Por adriano.araujo

Rio - Há coisas difíceis de entender. Só mesmo vivendo. Como explicar que, no meio da agitação da Presidente Vargas, ali entre a Saara e a Central do Brasil, exista um lugar onde se pode ler, namorar, conversar, estudar, ouvir música, assistir a filme, comer, beber ou deitar em um pufe e pensar na vida? E tudo de graça, com instalações modernas, ar-condicionado, segurança? Para entender, é preciso dar um tempo na pressa do dia a dia e entrar no que parece ser só mais um caixote de concreto na paisagem do Centro. É a Biblioteca Parque Estadual.

Tem coisas que só o poetinha pode explicarAlexandre Medeiros / Agência O Dia

Não espere nada de uma biblioteca tradicional. Nem o silêncio. Um saudável murmurinho perpassa salões e corredores. Na tarde de terça-feira, um grupo de senhoras visitava a biblioteca. Uma delas ficou encantada com as grandes espreguiçadeiras de palha voltadas para um jardim interno, onde fica um simpático café. “Isso é muito confortável”, comentava ela com a colega de grupo, enquanto o guia explicava que ali elas tinham à disposição três milhões de músicas, 20 mil filmes, 200 computadores com acesso à internet, salas para reuniões de grupos, auditório, teatro e jardim. Ah, sim, e mais de 200 mil livros e documentos.

Um senhor via um filme de guerra na ala reservada ao audiovisual, enquanto dois rapazes cochilavam assistindo a um DVD de ação, em uma das cabines com divisórias de madeira. Pouco antes, eles haviam deixado suas mochilas nos armários trancados a chave pelos visitantes. Estavam de camiseta, bermudas e chinelos de dedo, em contraste com o rigor dos vestidos de chá da tarde do grupo de senhoras. Mas não foram tratados de forma diferente pelos trajes ou pelo jeito. Ao que tudo indica, trata-se de um lugar democrático.

Os guias são um capítulo à parte. Educados, gentis, prestativos. Alguns são incapazes de esconder o entusiasmo de trabalhar ali. Uma delas é Luisa Alfinito, de 24 anos, que faz faculdade de Turismo. Ela é uma guias da exposição sobre os 100 anos de Vinicius de Moraes, em cartaz na biblioteca até 15 de junho. Confessa que não gostava muito do Poetinha. Mas por desconhecimento. “Muita coisa sobre ele eu aprendi aqui. E posso dizer que hoje gosto mais dele”, diz Luisa, pouco antes de receber mais uma visita de colégio. “As crianças vêm aqui e se deslumbram. Muitas foram obrigadas a estudar na escola a obra de Vinicius ano passado, que foi o do centenário. E quando vêm aqui e deparam com a mostra, superbem montada, acabam se encantando”, diz Luisa.
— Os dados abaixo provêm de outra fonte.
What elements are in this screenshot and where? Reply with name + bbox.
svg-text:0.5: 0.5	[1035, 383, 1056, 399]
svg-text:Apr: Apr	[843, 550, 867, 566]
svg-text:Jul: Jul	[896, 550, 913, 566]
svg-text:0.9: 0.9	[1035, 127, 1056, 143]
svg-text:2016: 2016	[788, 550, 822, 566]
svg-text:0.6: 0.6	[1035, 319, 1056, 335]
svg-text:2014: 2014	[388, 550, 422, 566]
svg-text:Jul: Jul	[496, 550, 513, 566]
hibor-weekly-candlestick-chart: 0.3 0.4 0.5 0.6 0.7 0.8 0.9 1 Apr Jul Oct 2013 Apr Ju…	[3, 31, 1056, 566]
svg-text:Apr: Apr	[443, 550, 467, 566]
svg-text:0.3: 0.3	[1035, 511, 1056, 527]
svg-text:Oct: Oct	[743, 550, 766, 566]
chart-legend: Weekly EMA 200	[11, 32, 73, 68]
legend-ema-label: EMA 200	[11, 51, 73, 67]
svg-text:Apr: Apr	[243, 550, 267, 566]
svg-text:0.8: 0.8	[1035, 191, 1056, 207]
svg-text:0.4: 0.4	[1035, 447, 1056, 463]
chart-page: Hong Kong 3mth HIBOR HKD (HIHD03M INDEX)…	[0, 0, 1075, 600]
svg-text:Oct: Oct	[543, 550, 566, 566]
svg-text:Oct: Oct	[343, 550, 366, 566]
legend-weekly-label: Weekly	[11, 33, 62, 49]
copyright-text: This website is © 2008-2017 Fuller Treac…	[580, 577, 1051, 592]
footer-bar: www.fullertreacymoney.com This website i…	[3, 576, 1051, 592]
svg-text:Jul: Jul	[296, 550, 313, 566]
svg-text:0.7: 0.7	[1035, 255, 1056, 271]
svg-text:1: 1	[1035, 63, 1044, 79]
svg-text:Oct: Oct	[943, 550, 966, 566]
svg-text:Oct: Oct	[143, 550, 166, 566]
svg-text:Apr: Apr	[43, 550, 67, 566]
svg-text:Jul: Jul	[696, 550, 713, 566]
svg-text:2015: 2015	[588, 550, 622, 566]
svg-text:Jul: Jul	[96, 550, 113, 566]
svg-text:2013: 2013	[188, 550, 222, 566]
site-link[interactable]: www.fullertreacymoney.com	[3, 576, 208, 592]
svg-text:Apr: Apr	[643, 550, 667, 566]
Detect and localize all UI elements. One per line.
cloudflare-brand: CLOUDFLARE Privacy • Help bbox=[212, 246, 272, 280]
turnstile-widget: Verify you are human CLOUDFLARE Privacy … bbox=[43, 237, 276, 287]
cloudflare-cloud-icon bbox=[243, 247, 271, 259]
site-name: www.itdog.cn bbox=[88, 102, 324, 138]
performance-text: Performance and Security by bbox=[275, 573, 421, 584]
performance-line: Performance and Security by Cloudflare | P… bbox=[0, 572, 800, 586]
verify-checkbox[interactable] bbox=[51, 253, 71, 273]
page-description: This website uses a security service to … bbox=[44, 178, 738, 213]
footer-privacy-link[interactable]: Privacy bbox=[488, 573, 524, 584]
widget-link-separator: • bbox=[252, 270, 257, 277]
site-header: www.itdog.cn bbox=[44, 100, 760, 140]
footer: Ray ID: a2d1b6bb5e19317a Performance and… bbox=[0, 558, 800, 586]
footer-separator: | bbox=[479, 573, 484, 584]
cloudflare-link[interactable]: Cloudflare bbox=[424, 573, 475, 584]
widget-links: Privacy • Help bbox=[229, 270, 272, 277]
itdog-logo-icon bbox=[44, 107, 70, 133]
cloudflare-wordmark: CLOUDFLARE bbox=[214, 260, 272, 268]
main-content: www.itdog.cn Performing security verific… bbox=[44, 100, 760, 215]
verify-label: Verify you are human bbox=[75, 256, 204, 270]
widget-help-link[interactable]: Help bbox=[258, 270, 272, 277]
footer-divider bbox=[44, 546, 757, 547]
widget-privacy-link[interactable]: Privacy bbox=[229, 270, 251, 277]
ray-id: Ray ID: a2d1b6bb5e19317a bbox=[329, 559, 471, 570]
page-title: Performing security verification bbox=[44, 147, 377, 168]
Na terça, uma turma de 23 alunos do sexto ano da Escola Sá Pereira sentou em roda debaixo da cascata de livros, uma das instalações da exposição de Vinicius. A partir da leitura do poema ‘O Poeta Aprendiz’, eles elaboraram desenhos, usando palavras pouco usuais em seu cotidiano, como grimpante, caprino ou bodoque. Um menino lourinho de óculos, com cara de perguntador, quis saber se a fama do poeta de ter muitas mulheres era, “tipo assim”, verdadeira. Saia justa para as guias, mas uma delas saiu-se bem: “Ele era poeta, sedutor e...”. Nem conseguiu acabar. O perguntador abreviou o pensamento: “Já entendi, é verdade então.” Todo mundo riu.

Lá do terraço, no último andar, se tem uma vista espaçosa do Centro, com a torre da Igreja de São Jorge e o prédio do antigo Ministério da Guerra em destaque sobre os sobrados da Saara. Vez por outra um corre-corre na Presidente Vargas dá ideia de que houve assalto por ali, fato infelizmente comum. Aqui dentro, a onda é outra. Um casal de adolescentes com roupa de colégio estadual se beija nem aí no sofá, enquanto um sujeito com cara de quem vai fazer concurso para o Banco Central deita os olhos em uma apostila de mais de cem páginas na escrivaninha em frente. As senhoras distintas já estão no café, comendo bolo de chocolate.

Uma das portas da biblioteca dá para a Rua da Alfândega, bem diante de uma loja de roupas com aqueles manequins de mulheres bundudas. Quem passa no fervor das promoções de R$ 1,99 talvez não perceba que ali ao lado um moleque de seus 15 anos está lendo um poema do Vinicius de Moraes. E sem ser obrigado pela professora.

Há mesmo coisas difíceis de entender. Mas a vida, como diria o poeta, está aí para explicar.